Au printemps 316, la Reine-Mendiante Dignité des Désirants fut assassinée, laissant ses ouailles dans le doute et le désespoir. Immédiatement, ceux-ci se tournèrent vers des puissants sympathiques à leur cause : Jonas Tyssère -religieux cassolmerois-, Armand Dessaules -seigneur et habitant de Casteval-, Vérité –seigneur-vagabond mutilé pour ses convictions- et, bien sûr, la princesse Isabelle. À Pyrae, le comte protecteur Zeryab Nazem, qui vit la Reine-Mendiante être assassinée quelques minutes après l’avoir épousée, s’afficha fermement en faveur de la cause du peuple (ou de la noblesse bienveillante). Un front de revendication populaire commençait à prendre de l’ampleur. Celui-ci allait se nourrir des autres guerres ébranlant le royaume

Les partisans avhorois et salvamerois de la princesse Isabelle

Effectivement, depuis le début de l’année 316, deux autres régions de l’Ébène étaient en proie au chaos. Dans le sud-ouest, le Sarrenhor unifié avait lancé une conquête massive du comté des Semailles, à Corrèse. Face à cette invasion impromptue, le palatinat forestier avait mobilisé l’ensemble de ses forces pour résister à l’attaque. Les Sarrens étaient alors cherché moult alliés entretenant une hargne réelle envers les Corrésiens : Cassolmerois, mercenaires et Pyristes. Le prince supportant officiellement les défenseurs, cette prise de position contre les alliés de la Couronne laissait présager le pire. Pendant ce temps, au nord-est, Avhor était en pleine guerre civile. À l’initiative du comte Hugues Orfroy, un vent de contestation de la palatine Lucrecia Filii se leva. Joignant les actes à la parole, Orfroy et ses alliés avhorois prirent d’assaut la capitale, Vêpre, afin de renverser la famille régnante. Un siège fut établi sur la cité et s’éternisa pendant des mois. Lorsque le Bataillon sacré d’Yr intervint en faveur de dame Filii, on crut qu’un dénouement rapide allait avoir lieu, mais les légions révolutionnaires étaient nombreuses et bien armées.

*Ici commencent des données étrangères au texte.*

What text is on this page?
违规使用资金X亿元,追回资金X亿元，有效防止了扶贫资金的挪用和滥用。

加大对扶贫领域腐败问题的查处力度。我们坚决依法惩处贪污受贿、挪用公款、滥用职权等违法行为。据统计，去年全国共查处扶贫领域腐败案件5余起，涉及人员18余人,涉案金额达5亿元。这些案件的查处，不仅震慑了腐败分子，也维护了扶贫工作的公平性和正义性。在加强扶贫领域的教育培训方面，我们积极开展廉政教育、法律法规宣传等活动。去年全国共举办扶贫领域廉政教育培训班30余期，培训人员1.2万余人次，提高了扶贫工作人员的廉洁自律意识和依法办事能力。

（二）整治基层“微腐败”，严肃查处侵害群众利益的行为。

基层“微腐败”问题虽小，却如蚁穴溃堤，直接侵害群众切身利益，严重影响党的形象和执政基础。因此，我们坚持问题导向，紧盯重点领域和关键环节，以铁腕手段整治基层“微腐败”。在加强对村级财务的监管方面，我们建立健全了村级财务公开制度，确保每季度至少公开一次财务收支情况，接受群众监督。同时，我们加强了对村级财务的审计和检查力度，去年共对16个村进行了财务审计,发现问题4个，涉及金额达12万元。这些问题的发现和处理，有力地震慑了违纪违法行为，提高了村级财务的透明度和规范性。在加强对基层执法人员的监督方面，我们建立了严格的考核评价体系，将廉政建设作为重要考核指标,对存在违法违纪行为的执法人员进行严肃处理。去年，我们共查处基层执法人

Les acteurs de la guerre civile à venir étaient définis ; d’un côté, les partisans de la noblesse et du prince (Corrèse, Felbourg, Laure, loyalistes d’Avhor, la majorité de Salvamer), d’un autre côté les supporteurs du peuple et ennemis du prince (Sarrenhor, révolutionnaires d’Avhor, Pyrae, Cassolmer et Désirants). S’associant en supplément les services de la Compagnie de Fer, puissant regroupement de mercenaires, la princesse fut placée symboliquement à la tête des opposants au prince et gagna le surnom de « Mère du peuple ». Il ne manquait plus qu’une étincelle pour embraser le royaume.

Le prince Élémas IV

En mai 316, une flotte surgit sur le fleuve Laurelanne, à proximité de Gué-du-Roi. Sans avertissement, l’armada aux multiples blasons bombarda massivement les murs de la capitale lauroise avant de lancer un assaut terrestre sur celle-ci. Parmi les envahisseurs, on comptait la famille Volpino de Salvamer, des Cassolmerois Tyssère, des Désirants et la Compagnie de Fer. Ce que l’on ignorait à ce moment, c’était que la cible réelle des assaillants était le fils du prince Élémas IV, Ludovic Lacignon, seigneur-palatin de Laure. Alors que les combats faisaient rage au port de la cité, une escouade d’assassins se faufila jusque dans les appartements du noble afin de mettre fin à ses jours. Or, à l’insu des coupe-gorges, l’un d’eux –le Cassolmerois Constant Blanchêne- avait dévoilé leurs plans au palatin et au prince. Pendant un instant, tous crurent à la réussite de l’opération, ce qui permit à Élémas IV de faire planer le doute quant à ses actions futures pendant que ses ennemis s’organisaient. Ce n’est qu’au dernier instant, en plein palais princier, qu’il dévoila à tous la survie de son fils et ordonna l’arrestation des commanditaires de l’attentat : les Tyssère et leurs alliés. Immédiatement, les armes furent dégainées et ce ne fut que grâce à l’intervention in extremis du Bataillon sacré que le pire put être évité. Au nom du pacte du vin, les invités du palais purent regagner leurs résidences.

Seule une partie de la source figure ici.